This article covers the role of a people manager in the context of an Organization. There is a lot of data on what Product Owners do, Scrum Masters do etc. However, when someone takes over the important role of People Manager, there is confusion in teams from a refusal to listen to the manager, to a feeling that the manager is micromanaging.
If you have taken over the role of an Agile Manager or an Agile Engineering Manager this article is an attempt to help you with your new role.
First, let’s cover the list of things we should stop doing.
- Don’t feed work directly to the team. Instead, route it through the Product Owner.
- Stop asking for Status Reports. Instead, go to the team room or virtual team room, listen to their standups etc.

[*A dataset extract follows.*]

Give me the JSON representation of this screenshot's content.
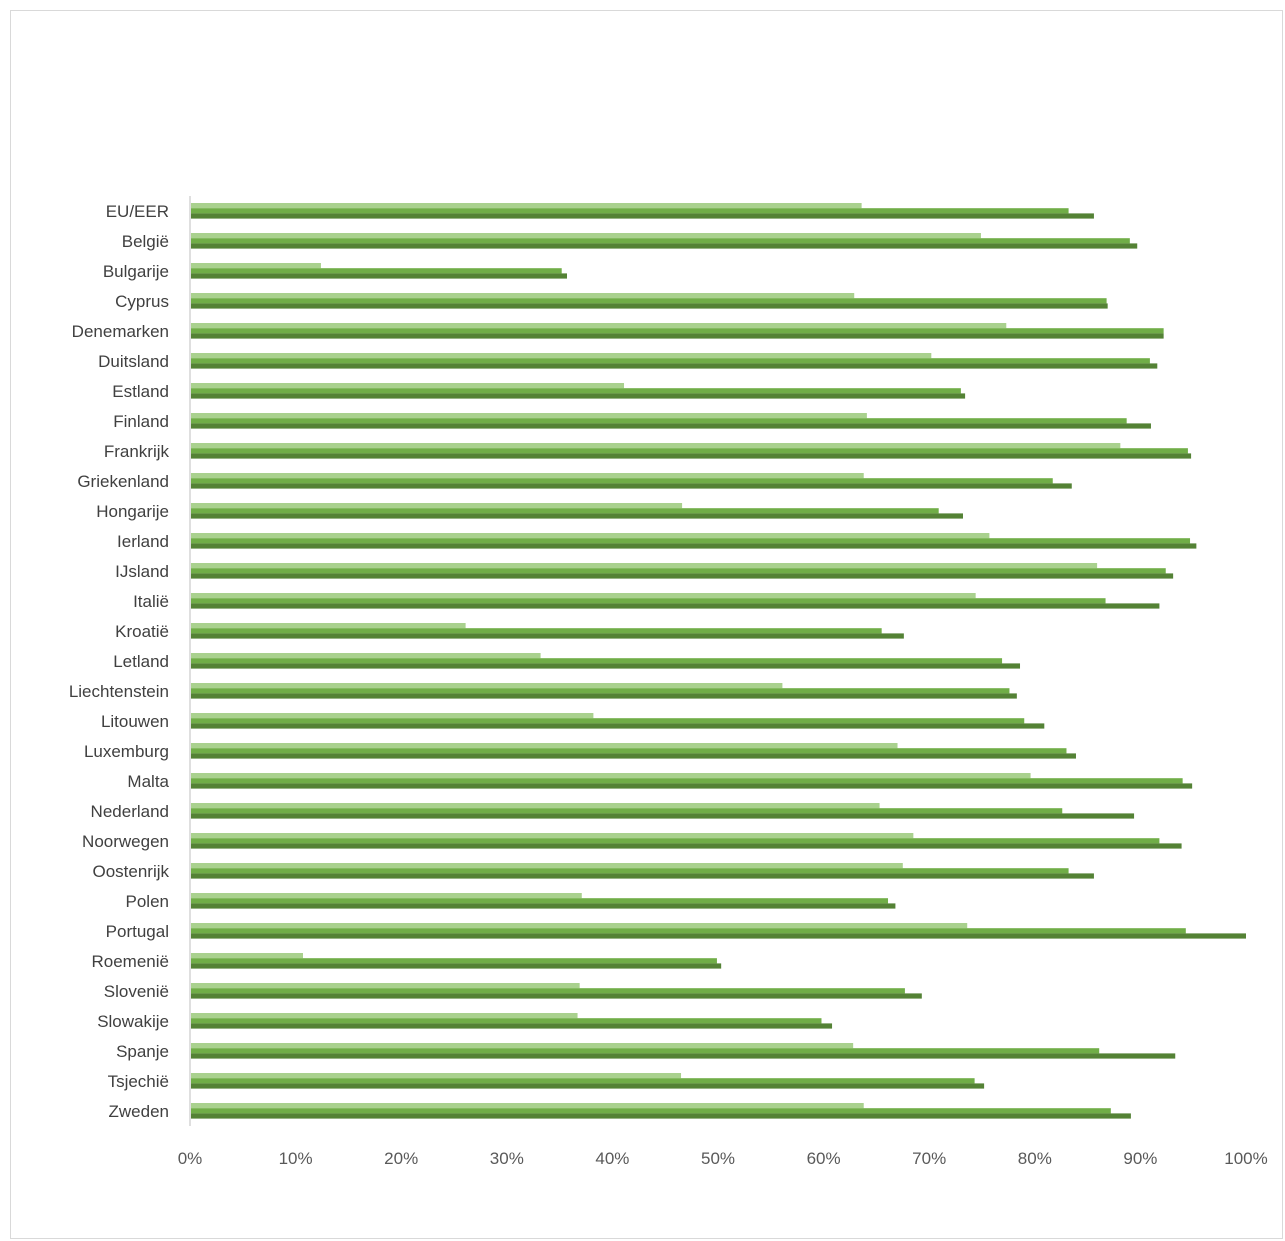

- Stop calling meetings. I know this is an extreme claim but think about it. Do you really need this meeting?
- Change or add team members without the team’s explicit permission.
Now take a minute to see this video about turning the ship around by David Marquet
Set up an Impediment Board in your office. Tell your teams that you commit to working on the impediments any team member brings to you. An impediment is anything that blocks your team from getting their work done. First, check with ScrumMaster of the team what impediments he/she is solving for the team. The ones they are not able to solve are yours to solve.
Protect Teams Time – By asking teams to practice the concept of “Core Hours”. Core hours is the time members of an Agile team commit to being together. Add a rule in the organization that no one except team members can disturb the team during core hours. The team when in core hours may not respond to emails, chats etc.
Spend Teams Time Judiciously – Most teams now ( 2016 ) get only two to three hours of productive time at work. What if we can help create a system where teams spend most of their time doing value-add work as a team.